The summer blockbuster season is already underway, another unbearably hot couple months filled with the worst escapist dreck Hollywood can pump out. We're looking at you, Star Trek and X-Men.
But just in case you want to skip the long lines, expensive ticket prices, and $20 buckets of fat-covered popcorn, here is a list of movies ready for you, the music lover, to watch in the comfort of your own home.
As far as movie genres go, you can't do much better than the rockumentary. You get the educational value of a documentary combined with your favorite subject: rock music.
It's difficult to pick 10 films in this category to put on a "best of" list. There are arguably a lot of other movies that many will feel should have been included on the list. That said, these ones are definitely the best.
10. American Hardcore
Hardcore punk is probably best experienced in a small club with a shitty sound system and cheap beer. But if you're more of a homebody, an acceptable substitute is this documentary which examines the early-'80s hardcore punk scene. Punk fans will enjoy the rare concert footage and killer soundtrack.
9. End of the Century: The Story of the Ramones
From the hardcore scene to one of punk's originals. Probably the most complete look at the history of the seminal punk quartet as heard from the band itself. Particularly interesting and horrifying at the same time are the stories of the Ramones' recording sessions with producer Phil Spector. The film was luckily completed just before the passing of Dee Dee Ramone.
8. The Rolling Stones: Gimme Shelter
While Gimme Shelter was originally meant to be about the Rolling Stones' 1969 American tour, there is usually only one concert on that tour people are ever really interested hearing about. When the Stones decided to throw a free concert at the Altamont Speedway, some 300,000 fans showed up and the Hell's Angels were hired to do security. The result would be one of the most infamous concerts in rock history.
There's nothing easy about Amy, the heartbreaking documentary chronicling the tragically short life of Amy Winehouse. Told through a series of interviews and home videos, the film provides a startlingly intimate look into the life of a singer so many had written off by the time of her early death. This humanizing look at one of pop culture's most haunted singers will sear itself into your mind, and you won't view Amy Winehouse the same again.
6. The Decline of Western Civilization Part 2: The Metal Years
Perhaps the lasting legacy of the hair-metal era will not be the music, but the decadence and excess. Nowhere is this better documented than in this film, in particular, the scene where W.A.S.P. guitarist Chris Holmes is shown lying in a pool next to his mom, fully clothed and completely wasted, downing a whole bottle of vodka.
5. This Is Spinal Tap
Okay, sure, technically speaking this isn't a true documentary, since Spinal Tap isn't a real band. But while the film is intended as satire, it is also incredibly accurate. Everyone from Jimmy Page to Glenn Danzig have said that many of the events parodied in the film, such as getting lost in the backstage area at concerts, have all happened to them.

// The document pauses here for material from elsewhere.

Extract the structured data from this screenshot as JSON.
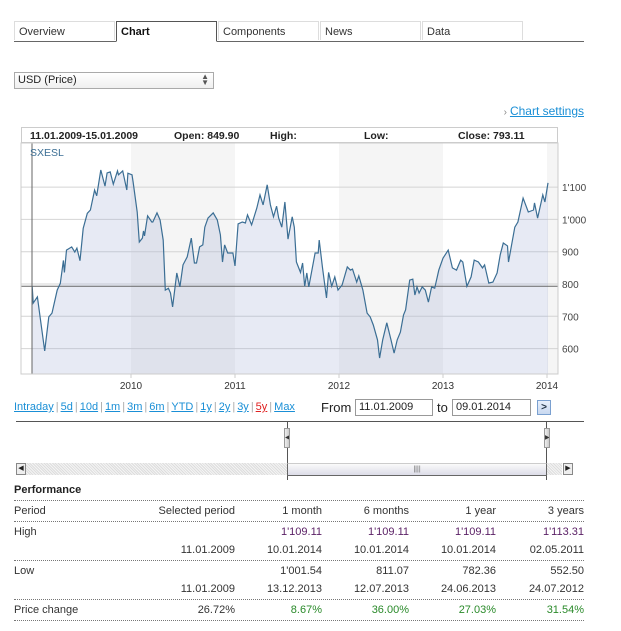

4. I Am Trying to Break Your Heart: A Film About Wilco
The story of Wilco's Yankee Hotel Foxtrot is almost too strange to be true. After finishing what is arguably their best album to date, their then-record-label Reprise refused to release the record for fear that it wouldn't sell. Eventually, Yankee Hotel Foxtrot would be released by another record label to both enormous critical and commercial success. An interesting subplot of the film includes the internal conflict between Wilco frontman Jeff Tweedy and former guitarist Jay Bennett.
3. The Devil and Daniel Johnston
Sometimes the most interesting musicians are just a little off. Case in point: singer-songwriter Daniel Johnston. Gaining a cult-like status in the '80s with homemade cassettes like Hi, How Are You, this film documents Johnston's struggle with his musical genius and mental illness.
2. Kurt Cobain About A Son
Of all of the films on this list, Kurt Cobain About a Son takes the most unusual approach to its subject. The film combines audio interviews of Cobain along with film of various locations where Cobain lived, but never actually shows the late Nirvana singer. The unique approach totally works, and the audio provides an intimate portrait of Cobain, making this a must-see for Nirvana fans.
1. Anvil: The Story of Anvil
If there is one thing people love, it's an underdog story. And there is no better underdog story than Anvil. The moderately successful metal band may not have been blessed with success, but they make up for it in optimism. And the best part is that their story has a happy ending. After the release of this film, the band scored a record deal, became overnight celebrities, and even had a few of their songs included in Guitar Hero.